For me, the worst part is that I have found this to be generally true. It is more convenient for people not to care. By and large, they are far more prepared to accept official explanations than to take the trouble to find out what is really going on. For, if they found out, their consciences might require them to do something about it.

Sen. Graham’s demeanor was downright eerie in the way he chose to relate to the crowd…beaming with a kind of delight and mocking the outrage that he must have seen building.

This reminded me of my experience in Iraq, where I would hear soldiers discussing their abuse of detainees. It was always cast as a humorous thing, and each recounting won the expected—sometimes forced—laugh.

But now I am in Washington, I thought. Has everyone been bitten by the torture bug? I was sickened to watch a senior senator and lawyer flippantly dismiss what happened at Abu Ghraib, and act as though he knew more about the abuses than the people, like me, who were there.

Sadly, Graham is not the first elected official who has become part of the problem rather than the solution.

Audience Unrest

Unrest was spreading in the audience to the point where some were threatened with ejection. People were yelling at Sen. Graham from all over the theater and for a moment I thought a riot might ensue.

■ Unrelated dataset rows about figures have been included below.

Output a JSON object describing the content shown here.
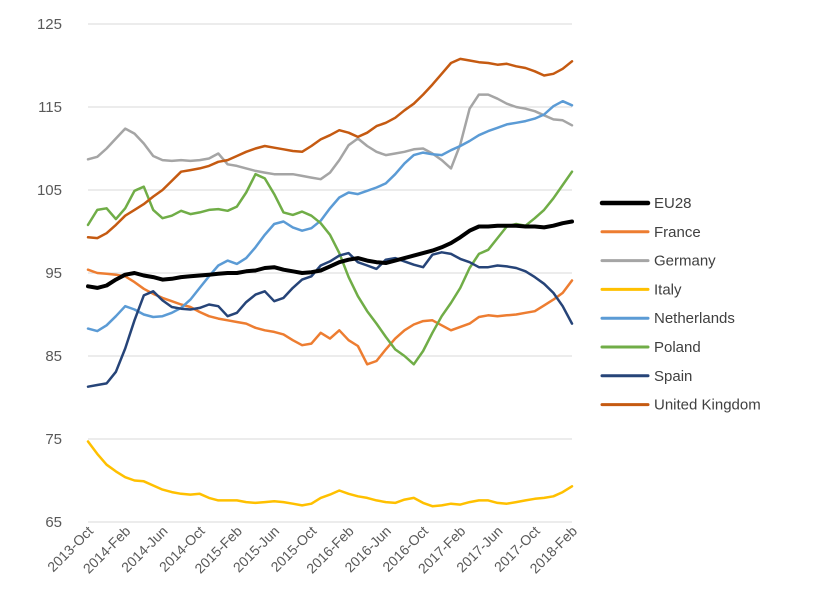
{
  "chart_data": {
    "type": "line",
    "title": "",
    "xlabel": "",
    "ylabel": "",
    "ylim": [
      65,
      125
    ],
    "yticks": [
      65,
      75,
      85,
      95,
      105,
      115,
      125
    ],
    "grid": true,
    "legend_position": "right",
    "x": [
      "2013-Oct",
      "2013-Nov",
      "2013-Dec",
      "2014-Jan",
      "2014-Feb",
      "2014-Mar",
      "2014-Apr",
      "2014-May",
      "2014-Jun",
      "2014-Jul",
      "2014-Aug",
      "2014-Sep",
      "2014-Oct",
      "2014-Nov",
      "2014-Dec",
      "2015-Jan",
      "2015-Feb",
      "2015-Mar",
      "2015-Apr",
      "2015-May",
      "2015-Jun",
      "2015-Jul",
      "2015-Aug",
      "2015-Sep",
      "2015-Oct",
      "2015-Nov",
      "2015-Dec",
      "2016-Jan",
      "2016-Feb",
      "2016-Mar",
      "2016-Apr",
      "2016-May",
      "2016-Jun",
      "2016-Jul",
      "2016-Aug",
      "2016-Sep",
      "2016-Oct",
      "2016-Nov",
      "2016-Dec",
      "2017-Jan",
      "2017-Feb",
      "2017-Mar",
      "2017-Apr",
      "2017-May",
      "2017-Jun",
      "2017-Jul",
      "2017-Aug",
      "2017-Sep",
      "2017-Oct",
      "2017-Nov",
      "2017-Dec",
      "2018-Jan",
      "2018-Feb"
    ],
    "x_tick_labels": [
      "2013-Oct",
      "2014-Feb",
      "2014-Jun",
      "2014-Oct",
      "2015-Feb",
      "2015-Jun",
      "2015-Oct",
      "2016-Feb",
      "2016-Jun",
      "2016-Oct",
      "2017-Feb",
      "2017-Jun",
      "2017-Oct",
      "2018-Feb"
    ],
    "series": [
      {
        "name": "EU28",
        "color": "#000000",
        "width": 4,
        "values": [
          93.4,
          93.2,
          93.5,
          94.2,
          94.8,
          95.0,
          94.7,
          94.5,
          94.2,
          94.3,
          94.5,
          94.6,
          94.7,
          94.8,
          94.9,
          95.0,
          95.0,
          95.2,
          95.3,
          95.6,
          95.7,
          95.4,
          95.2,
          95.0,
          95.1,
          95.3,
          95.8,
          96.3,
          96.6,
          96.8,
          96.5,
          96.3,
          96.2,
          96.5,
          96.8,
          97.1,
          97.4,
          97.7,
          98.1,
          98.6,
          99.3,
          100.1,
          100.6,
          100.6,
          100.7,
          100.7,
          100.7,
          100.6,
          100.6,
          100.5,
          100.7,
          101.0,
          101.2
        ]
      },
      {
        "name": "France",
        "color": "#ED7D31",
        "width": 2.5,
        "values": [
          95.4,
          95.0,
          94.9,
          94.8,
          94.6,
          93.9,
          93.1,
          92.5,
          92.0,
          91.6,
          91.2,
          90.9,
          90.3,
          89.8,
          89.5,
          89.3,
          89.1,
          88.9,
          88.4,
          88.1,
          87.9,
          87.6,
          86.9,
          86.3,
          86.5,
          87.8,
          87.1,
          88.1,
          86.9,
          86.2,
          84.0,
          84.4,
          85.8,
          87.1,
          88.1,
          88.8,
          89.2,
          89.3,
          88.7,
          88.1,
          88.5,
          88.9,
          89.7,
          89.9,
          89.8,
          89.9,
          90.0,
          90.2,
          90.4,
          91.1,
          91.8,
          92.6,
          94.1
        ]
      },
      {
        "name": "Germany",
        "color": "#A5A5A5",
        "width": 2.5,
        "values": [
          108.7,
          109.0,
          110.0,
          111.2,
          112.4,
          111.8,
          110.6,
          109.1,
          108.6,
          108.5,
          108.6,
          108.5,
          108.6,
          108.8,
          109.4,
          108.1,
          107.9,
          107.6,
          107.3,
          107.1,
          106.9,
          106.9,
          106.9,
          106.7,
          106.5,
          106.3,
          107.1,
          108.6,
          110.4,
          111.2,
          110.3,
          109.6,
          109.2,
          109.4,
          109.6,
          109.9,
          110.0,
          109.4,
          108.6,
          107.6,
          110.5,
          114.8,
          116.5,
          116.5,
          116.0,
          115.4,
          115.0,
          114.8,
          114.5,
          114.0,
          113.5,
          113.4,
          112.8
        ]
      },
      {
        "name": "Italy",
        "color": "#FFC000",
        "width": 2.5,
        "values": [
          74.7,
          73.2,
          71.9,
          71.1,
          70.4,
          70.0,
          69.9,
          69.4,
          68.9,
          68.6,
          68.4,
          68.3,
          68.4,
          67.9,
          67.6,
          67.6,
          67.6,
          67.4,
          67.3,
          67.4,
          67.5,
          67.4,
          67.2,
          67.0,
          67.2,
          67.9,
          68.3,
          68.8,
          68.4,
          68.1,
          67.9,
          67.6,
          67.4,
          67.3,
          67.7,
          67.9,
          67.3,
          66.9,
          67.0,
          67.2,
          67.1,
          67.4,
          67.6,
          67.6,
          67.3,
          67.2,
          67.4,
          67.6,
          67.8,
          67.9,
          68.1,
          68.6,
          69.3
        ]
      },
      {
        "name": "Netherlands",
        "color": "#5B9BD5",
        "width": 2.5,
        "values": [
          88.3,
          88.0,
          88.7,
          89.8,
          91.0,
          90.6,
          90.0,
          89.7,
          89.8,
          90.2,
          90.8,
          91.8,
          93.2,
          94.6,
          95.9,
          96.5,
          96.1,
          96.8,
          98.1,
          99.6,
          100.9,
          101.2,
          100.5,
          100.1,
          100.4,
          101.3,
          102.8,
          104.1,
          104.7,
          104.5,
          104.9,
          105.3,
          105.8,
          106.9,
          108.2,
          109.2,
          109.5,
          109.3,
          109.2,
          109.8,
          110.3,
          110.9,
          111.6,
          112.1,
          112.5,
          112.9,
          113.1,
          113.3,
          113.6,
          114.1,
          115.1,
          115.7,
          115.2
        ]
      },
      {
        "name": "Poland",
        "color": "#70AD47",
        "width": 2.5,
        "values": [
          100.8,
          102.6,
          102.8,
          101.5,
          102.8,
          104.9,
          105.4,
          102.6,
          101.6,
          101.9,
          102.5,
          102.1,
          102.3,
          102.6,
          102.7,
          102.5,
          103.0,
          104.7,
          106.9,
          106.4,
          104.5,
          102.3,
          102.0,
          102.4,
          101.9,
          101.0,
          99.6,
          97.4,
          94.5,
          92.2,
          90.4,
          88.9,
          87.3,
          85.8,
          85.0,
          84.0,
          85.6,
          87.8,
          89.8,
          91.4,
          93.2,
          95.6,
          97.3,
          97.8,
          99.2,
          100.6,
          100.9,
          100.7,
          101.6,
          102.6,
          104.0,
          105.6,
          107.2
        ]
      },
      {
        "name": "Spain",
        "color": "#264478",
        "width": 2.5,
        "values": [
          81.3,
          81.5,
          81.7,
          83.1,
          85.9,
          89.3,
          92.3,
          92.8,
          91.7,
          90.9,
          90.7,
          90.6,
          90.8,
          91.2,
          91.0,
          89.8,
          90.2,
          91.5,
          92.4,
          92.8,
          91.6,
          92.0,
          93.2,
          94.2,
          94.6,
          95.9,
          96.4,
          97.1,
          97.4,
          96.3,
          95.9,
          95.5,
          96.6,
          96.8,
          96.4,
          96.0,
          95.7,
          97.2,
          97.5,
          97.3,
          96.7,
          96.3,
          95.7,
          95.7,
          95.9,
          95.8,
          95.6,
          95.2,
          94.5,
          93.7,
          92.6,
          91.0,
          88.9
        ]
      },
      {
        "name": "United Kingdom",
        "color": "#C55A11",
        "width": 2.5,
        "values": [
          99.3,
          99.2,
          99.8,
          100.8,
          101.9,
          102.6,
          103.3,
          104.2,
          105.0,
          106.1,
          107.2,
          107.4,
          107.6,
          107.9,
          108.4,
          108.6,
          109.1,
          109.6,
          110.0,
          110.3,
          110.1,
          109.9,
          109.7,
          109.6,
          110.3,
          111.1,
          111.6,
          112.2,
          111.9,
          111.4,
          111.9,
          112.7,
          113.1,
          113.7,
          114.6,
          115.4,
          116.5,
          117.7,
          119.0,
          120.3,
          120.8,
          120.6,
          120.4,
          120.3,
          120.1,
          120.2,
          119.9,
          119.7,
          119.3,
          118.8,
          119.0,
          119.6,
          120.5
        ]
      }
    ]
  }
}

But Sen. Kennedy’s response pierced the darkness with the white-hot light of truth. Clearly, he was just as uncomfortable as most of the rest of us at what we had just witnessed, and he spoke in a straightforward way against what is just plain wrong.

For me, his comments came in the nick of time. I was beginning to feel not only betrayed, but a little crazy. Was this really happening? Later, I was happy to be able to shake Sen. Kennedy’s hand as he left the theater.

At the end, producer Rory Kennedy brought a portable microphone to Gen. Karpinski where she sat in the audience and, directing her attention back to the stage, explained to Sen. Graham that Karpinski was present and that it seemed only fair to give her a chance to comment on his remarks about her.

She rose and, in quiet but no uncertain terms, accused Graham and the general officers involved in Abu Ghraib of “cowardice.” Then she noted that as a South Carolinian she intended to work very hard to ensure that he would not be the senior senator beyond January 2009.

As to the merits of his charges against her, Gen. Karpinski revealed that she had actually pressed hard to be court-martialed and to appear before a jury of her peers, to get the whole truth up and out. She explained that the Army refused her request, presumably because a court martial might jeopardize the Pentagon’s attempt to restrict blame to the “few bad apples.”

Graham was initially taken somewhat aback, but he recovered quickly. He offered no apology. Rather, he attempted to trivialize what had just happened with the jovial remark, “Well, I guess I lost your vote!” Smirk. Smirk.

Make that two votes.

Afterwards, it was back to high-society small talk and wine, while I looked for someone to really talk to. A reporter who has been covering the issue from the start sought me out and told me something that made me want to cry.

“You know we’ve talked over the years and I have followed your case, but I just want to tell you that I have found everything you’ve said to me all along to be true.”

For so long people have tried so hard to discredit either me or my testimony. Now the dust had settled for a moment; it was encouraging to know the truth can still stand tall.

I ended up hanging out with Janis Karpinski and later walking her to the Metro station. I gave her a big hug and told her I’d always be her soldier. Then, as she went down the escalator I saluted her, and she returned my salute.

“Thank you,” she said. “Anytime, General!” I replied. Anytime.